A Comissão Económica das Nações Unidas para África (UNECA) alertou para os efeitos económicos do conflito no Médio Oriente sobre os países da África Central, defendendo o reforço da integração económica regional, da industrialização e da transformação local dos recursos naturais como estratégias para aumentar a resiliência da região face a choques externos.
As considerações foram apresentadas durante um webinar regional de alto nível.
A UNECA destacou que o conflito no Médio Oriente está a provocar perturbações nos mercados mundiais de energia, fertilizantes, matérias-primas e transportes, com consequências diretas para as economias da África Central.
A organização recordou que o Médio Oriente concentra cerca de 48% das reservas mundiais comprovadas de petróleo e 40% das reservas de gás natural, enquanto o Estreito de Ormuz assegura a passagem de aproximadamente 20 milhões de barris de petróleo por dia e de cerca de um quarto do comércio marítimo mundial de petróleo.
“A subida dos preços da energia, dos fertilizantes e dos transportes poderá agravar a inflação alimentar, aumentar os custos de produção e pressionar ainda mais as finanças públicas dos países da região”, referiu.
A UNECA citou que a África Central continua particularmente exposta devido à sua dependência de combustíveis refinados e insumos agrícolas importados, à limitada capacidade regional de refinação e às fragilidades das cadeias de abastecimento.
A comissão das Nações Unidas sublinhou ainda a erosão do poder de compra das famílias, o aumento da vulnerabilidade das populações urbanas e o risco de tensões sociais resultantes da subida dos preços dos bens essenciais.
Apesar dos riscos, a organização considera que a crise também pode representar uma oportunidade estratégica para a região. A organização destaca que a África Central concentra cerca de 65% dos recursos energéticos do continente e 25% dos seus recursos hídricos, ativos que poderão sustentar uma transformação económica mais profunda.
“O contexto atual evidencia a necessidade imperiosa de reforçar a resiliência económica face aos choques externos.

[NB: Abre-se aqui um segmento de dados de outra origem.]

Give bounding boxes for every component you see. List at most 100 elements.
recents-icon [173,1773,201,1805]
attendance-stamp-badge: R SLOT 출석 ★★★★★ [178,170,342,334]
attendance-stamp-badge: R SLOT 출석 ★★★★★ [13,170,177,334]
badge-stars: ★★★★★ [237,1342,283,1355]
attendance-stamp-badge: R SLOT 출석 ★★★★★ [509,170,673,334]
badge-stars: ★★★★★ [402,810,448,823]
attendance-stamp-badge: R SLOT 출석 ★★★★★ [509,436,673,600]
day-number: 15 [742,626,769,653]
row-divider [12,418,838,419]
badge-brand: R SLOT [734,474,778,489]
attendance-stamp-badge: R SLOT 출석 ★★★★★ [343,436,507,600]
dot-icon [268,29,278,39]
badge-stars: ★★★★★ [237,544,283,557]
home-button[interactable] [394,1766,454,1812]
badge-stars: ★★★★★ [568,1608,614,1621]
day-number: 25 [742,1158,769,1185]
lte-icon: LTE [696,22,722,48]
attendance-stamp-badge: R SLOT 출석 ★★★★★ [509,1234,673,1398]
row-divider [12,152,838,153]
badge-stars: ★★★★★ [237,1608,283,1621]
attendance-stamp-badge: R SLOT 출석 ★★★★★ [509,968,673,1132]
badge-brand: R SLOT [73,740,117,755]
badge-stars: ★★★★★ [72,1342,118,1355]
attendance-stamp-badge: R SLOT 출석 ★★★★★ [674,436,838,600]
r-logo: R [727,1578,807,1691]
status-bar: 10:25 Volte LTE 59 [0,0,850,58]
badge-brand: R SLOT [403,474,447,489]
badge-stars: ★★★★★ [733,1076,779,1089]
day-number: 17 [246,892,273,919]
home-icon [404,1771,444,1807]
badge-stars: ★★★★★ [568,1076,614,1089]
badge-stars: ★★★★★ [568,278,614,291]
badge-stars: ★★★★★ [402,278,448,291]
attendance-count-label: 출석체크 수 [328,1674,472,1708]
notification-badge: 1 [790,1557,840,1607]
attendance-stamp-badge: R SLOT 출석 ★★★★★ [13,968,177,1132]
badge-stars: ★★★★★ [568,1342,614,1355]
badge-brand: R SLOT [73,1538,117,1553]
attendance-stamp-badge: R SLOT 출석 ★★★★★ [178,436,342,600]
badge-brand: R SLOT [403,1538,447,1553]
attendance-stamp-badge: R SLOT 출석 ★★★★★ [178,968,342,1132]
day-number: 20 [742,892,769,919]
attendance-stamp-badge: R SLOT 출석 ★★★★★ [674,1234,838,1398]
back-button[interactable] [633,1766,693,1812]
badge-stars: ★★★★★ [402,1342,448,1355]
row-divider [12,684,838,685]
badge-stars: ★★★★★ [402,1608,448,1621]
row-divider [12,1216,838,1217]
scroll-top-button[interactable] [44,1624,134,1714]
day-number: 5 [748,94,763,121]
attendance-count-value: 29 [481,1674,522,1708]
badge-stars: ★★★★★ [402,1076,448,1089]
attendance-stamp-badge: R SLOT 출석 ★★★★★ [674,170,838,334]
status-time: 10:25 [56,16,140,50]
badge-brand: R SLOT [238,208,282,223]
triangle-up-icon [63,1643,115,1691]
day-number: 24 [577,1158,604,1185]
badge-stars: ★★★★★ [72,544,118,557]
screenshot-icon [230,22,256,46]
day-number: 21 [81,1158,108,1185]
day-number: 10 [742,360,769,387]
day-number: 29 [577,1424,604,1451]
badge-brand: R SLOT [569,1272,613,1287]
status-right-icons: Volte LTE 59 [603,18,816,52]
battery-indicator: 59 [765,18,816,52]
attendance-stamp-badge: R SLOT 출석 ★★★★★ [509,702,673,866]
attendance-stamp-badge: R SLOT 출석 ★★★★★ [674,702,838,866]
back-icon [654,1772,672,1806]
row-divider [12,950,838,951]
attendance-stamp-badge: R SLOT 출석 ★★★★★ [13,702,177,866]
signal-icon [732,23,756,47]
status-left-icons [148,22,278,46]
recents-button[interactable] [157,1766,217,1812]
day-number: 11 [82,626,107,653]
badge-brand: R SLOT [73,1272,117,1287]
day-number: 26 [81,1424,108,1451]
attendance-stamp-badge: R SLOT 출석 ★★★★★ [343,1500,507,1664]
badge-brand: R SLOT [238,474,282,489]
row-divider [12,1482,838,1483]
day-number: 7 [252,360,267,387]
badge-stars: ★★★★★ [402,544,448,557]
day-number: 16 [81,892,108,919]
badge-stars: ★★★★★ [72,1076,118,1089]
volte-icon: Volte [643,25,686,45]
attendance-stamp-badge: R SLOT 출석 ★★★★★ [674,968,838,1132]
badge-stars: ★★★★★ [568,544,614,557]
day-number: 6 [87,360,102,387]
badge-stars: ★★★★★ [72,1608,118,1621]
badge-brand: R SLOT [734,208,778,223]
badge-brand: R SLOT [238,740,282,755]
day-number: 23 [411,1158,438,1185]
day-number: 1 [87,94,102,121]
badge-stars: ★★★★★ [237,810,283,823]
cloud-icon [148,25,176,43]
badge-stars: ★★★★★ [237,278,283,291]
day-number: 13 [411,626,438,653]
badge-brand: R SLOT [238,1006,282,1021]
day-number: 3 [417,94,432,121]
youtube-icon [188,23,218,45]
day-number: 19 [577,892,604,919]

A cooperação regional e as parcerias estratégicas continuam a ser essenciais para enfrentar os desafios de hoje e desbloquear as oportunidades de amanhã”, afirmou o diretor do Escritório Sub-Regional da Comissão Económica das Nações Unidas para África (UNECA) para a África Central, Jean Luc Mastaki.
Entre as recomendações apresentadas figuram o reforço da integração económica regional e da implementação da Zona de Comércio Livre Continental Africana, o investimento na refinação e na petroquímica, o desenvolvimento da agroindústria, a criação de zonas económicas especiais e a modernização dos corredores de transporte e logística.
A UNECA conclui que a capacidade da África Central para transformar localmente os seus recursos e posicionar-se de forma estratégica nas cadeias de valor globais será determinante para reforçar a sua resiliência económica e reduzir a dependência de fatores externos.